Common reagents and apparatus originate from manufacturers and labs associated with Sigma-Aldrich, VWR International, and Agilent Technologies, used in protocols taught at Massachusetts General Hospital and Stanford Medical School. Sample preparation workflows reflect standards from World Health Organization and clinical labs at Centers for Disease Control and Prevention and Public Health England. Electrophoresis rigs, power supplies, casting trays, and staining equipment are produced by companies with ties to Bio-Rad Laboratories, GE Healthcare, and Thermo Fisher Scientific, while analytical workflows integrate instruments from Beckman Coulter and imaging systems developed at GE Healthcare Life Sciences.
Gel electrophoresis underpins workflows in genetic testing at centers like Mayo Clinic and Cleveland Clinic, forensic analyses used by agencies such as Federal Bureau of Investigation and Interpol, and research in academic institutes including Harvard Medical School, University of California, San Francisco, and Johns Hopkins University. It supports cloning workflows employed by teams at Sanger Institute and Max Planck Institute, diagnostics in hospitals like Mount Sinai Health System, and pharmaceutical research at companies such as Pfizer, Novartis, Roche, and GlaxoSmithKline. High-resolution separations contributed to projects at Human Genome Project collaborators and proteomics initiatives at European Bioinformatics Institute and ProteomeXchange partners.

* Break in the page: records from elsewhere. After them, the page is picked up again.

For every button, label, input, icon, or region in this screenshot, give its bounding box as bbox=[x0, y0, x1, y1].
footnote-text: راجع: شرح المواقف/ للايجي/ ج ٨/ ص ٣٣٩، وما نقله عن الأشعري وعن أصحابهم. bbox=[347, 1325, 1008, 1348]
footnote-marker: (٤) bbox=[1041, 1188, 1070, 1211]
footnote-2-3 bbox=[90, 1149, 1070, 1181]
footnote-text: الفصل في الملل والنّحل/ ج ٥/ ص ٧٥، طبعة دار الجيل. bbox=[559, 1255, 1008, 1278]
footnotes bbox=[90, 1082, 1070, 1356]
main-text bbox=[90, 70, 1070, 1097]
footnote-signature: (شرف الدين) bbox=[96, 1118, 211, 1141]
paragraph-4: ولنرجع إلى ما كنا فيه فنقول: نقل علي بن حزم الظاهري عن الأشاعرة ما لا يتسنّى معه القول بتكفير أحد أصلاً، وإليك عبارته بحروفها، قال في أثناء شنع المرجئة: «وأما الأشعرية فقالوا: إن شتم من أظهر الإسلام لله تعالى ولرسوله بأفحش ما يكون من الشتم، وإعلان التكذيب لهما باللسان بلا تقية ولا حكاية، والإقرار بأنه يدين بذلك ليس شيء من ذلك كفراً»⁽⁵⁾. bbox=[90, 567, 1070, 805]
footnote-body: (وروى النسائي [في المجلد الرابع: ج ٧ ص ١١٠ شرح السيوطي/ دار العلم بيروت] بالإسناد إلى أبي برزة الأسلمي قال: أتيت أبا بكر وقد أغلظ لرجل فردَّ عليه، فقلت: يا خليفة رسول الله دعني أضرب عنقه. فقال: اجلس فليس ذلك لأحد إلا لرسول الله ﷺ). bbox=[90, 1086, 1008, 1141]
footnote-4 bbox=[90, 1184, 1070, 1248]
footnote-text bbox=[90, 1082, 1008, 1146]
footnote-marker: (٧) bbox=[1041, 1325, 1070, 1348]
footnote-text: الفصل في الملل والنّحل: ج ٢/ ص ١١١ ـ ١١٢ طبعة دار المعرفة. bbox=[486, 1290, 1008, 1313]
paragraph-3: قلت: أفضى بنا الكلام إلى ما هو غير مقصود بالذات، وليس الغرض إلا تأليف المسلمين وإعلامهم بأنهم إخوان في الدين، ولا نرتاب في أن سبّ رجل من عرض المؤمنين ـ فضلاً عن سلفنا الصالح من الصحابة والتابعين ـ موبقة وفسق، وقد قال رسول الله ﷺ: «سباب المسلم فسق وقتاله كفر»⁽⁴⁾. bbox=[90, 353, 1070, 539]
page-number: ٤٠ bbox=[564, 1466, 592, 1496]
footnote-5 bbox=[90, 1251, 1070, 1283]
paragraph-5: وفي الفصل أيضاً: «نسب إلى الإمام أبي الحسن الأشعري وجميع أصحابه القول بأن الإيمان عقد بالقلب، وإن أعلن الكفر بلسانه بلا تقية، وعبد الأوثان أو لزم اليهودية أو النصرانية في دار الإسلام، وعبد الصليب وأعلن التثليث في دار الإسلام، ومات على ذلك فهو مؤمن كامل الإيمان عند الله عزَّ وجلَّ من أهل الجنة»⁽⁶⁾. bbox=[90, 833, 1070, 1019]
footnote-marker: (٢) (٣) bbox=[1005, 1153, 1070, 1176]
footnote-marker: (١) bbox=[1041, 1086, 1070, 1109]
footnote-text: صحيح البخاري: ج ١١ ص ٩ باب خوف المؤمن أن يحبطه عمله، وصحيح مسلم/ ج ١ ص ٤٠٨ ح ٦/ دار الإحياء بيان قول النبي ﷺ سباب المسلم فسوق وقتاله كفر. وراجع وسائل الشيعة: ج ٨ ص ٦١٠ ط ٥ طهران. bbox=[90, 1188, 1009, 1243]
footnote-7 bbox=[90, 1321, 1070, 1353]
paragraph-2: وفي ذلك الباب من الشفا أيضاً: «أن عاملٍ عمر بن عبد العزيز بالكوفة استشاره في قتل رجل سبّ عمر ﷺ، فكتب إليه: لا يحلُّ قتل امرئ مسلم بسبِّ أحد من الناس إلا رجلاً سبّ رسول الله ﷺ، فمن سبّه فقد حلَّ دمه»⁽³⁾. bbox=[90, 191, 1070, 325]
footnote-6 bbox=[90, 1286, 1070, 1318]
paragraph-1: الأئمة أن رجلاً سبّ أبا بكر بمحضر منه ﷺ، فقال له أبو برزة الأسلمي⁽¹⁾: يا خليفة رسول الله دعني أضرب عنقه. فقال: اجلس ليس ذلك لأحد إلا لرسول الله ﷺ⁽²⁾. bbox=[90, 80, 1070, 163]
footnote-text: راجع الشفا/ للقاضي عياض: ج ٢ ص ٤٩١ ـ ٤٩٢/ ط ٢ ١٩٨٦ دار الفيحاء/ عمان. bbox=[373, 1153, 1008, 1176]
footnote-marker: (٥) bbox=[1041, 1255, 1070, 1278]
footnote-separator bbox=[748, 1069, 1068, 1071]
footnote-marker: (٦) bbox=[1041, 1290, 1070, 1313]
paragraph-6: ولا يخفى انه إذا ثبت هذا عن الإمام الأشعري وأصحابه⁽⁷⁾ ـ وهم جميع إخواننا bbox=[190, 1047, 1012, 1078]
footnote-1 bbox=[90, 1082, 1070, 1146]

Artifacts such as smiling, streaking, and diffusion have been characterized in methodological papers from groups affiliated with Nature Publishing Group, Science Media Group, and journals published by Cell Press and Proceedings of the National Academy of Sciences. Limitations in resolution and quantitation are addressed in instrument development at Agilent Technologies, Thermo Fisher Scientific, and by standards set at American Society for Biochemistry and Molecular Biology and regulatory guidance from Food and Drug Administration and European Medicines Agency. Reproducibility concerns are topics at conferences hosted by American Chemical Society, Gordon Research Conferences, and institutions like Cold Spring Harbor Laboratory.
Safety considerations draw on chemical safety practices from Occupational Safety and Health Administration guidance and institutional biosafety committees at National Institutes of Health and European Commission frameworks. Disposal of acrylamide, ethidium bromide, and other hazardous reagents follows protocols used at hospitals such as Cleveland Clinic and research centers including Fred Hutchinson Cancer Research Center and Wellcome Trust-funded facilities. Training programs and certifications from organizations like American Biological Safety Association and Institute of Chemical Engineers inform laboratory practice in academic settings including University of Toronto, University of Sydney, and Peking University.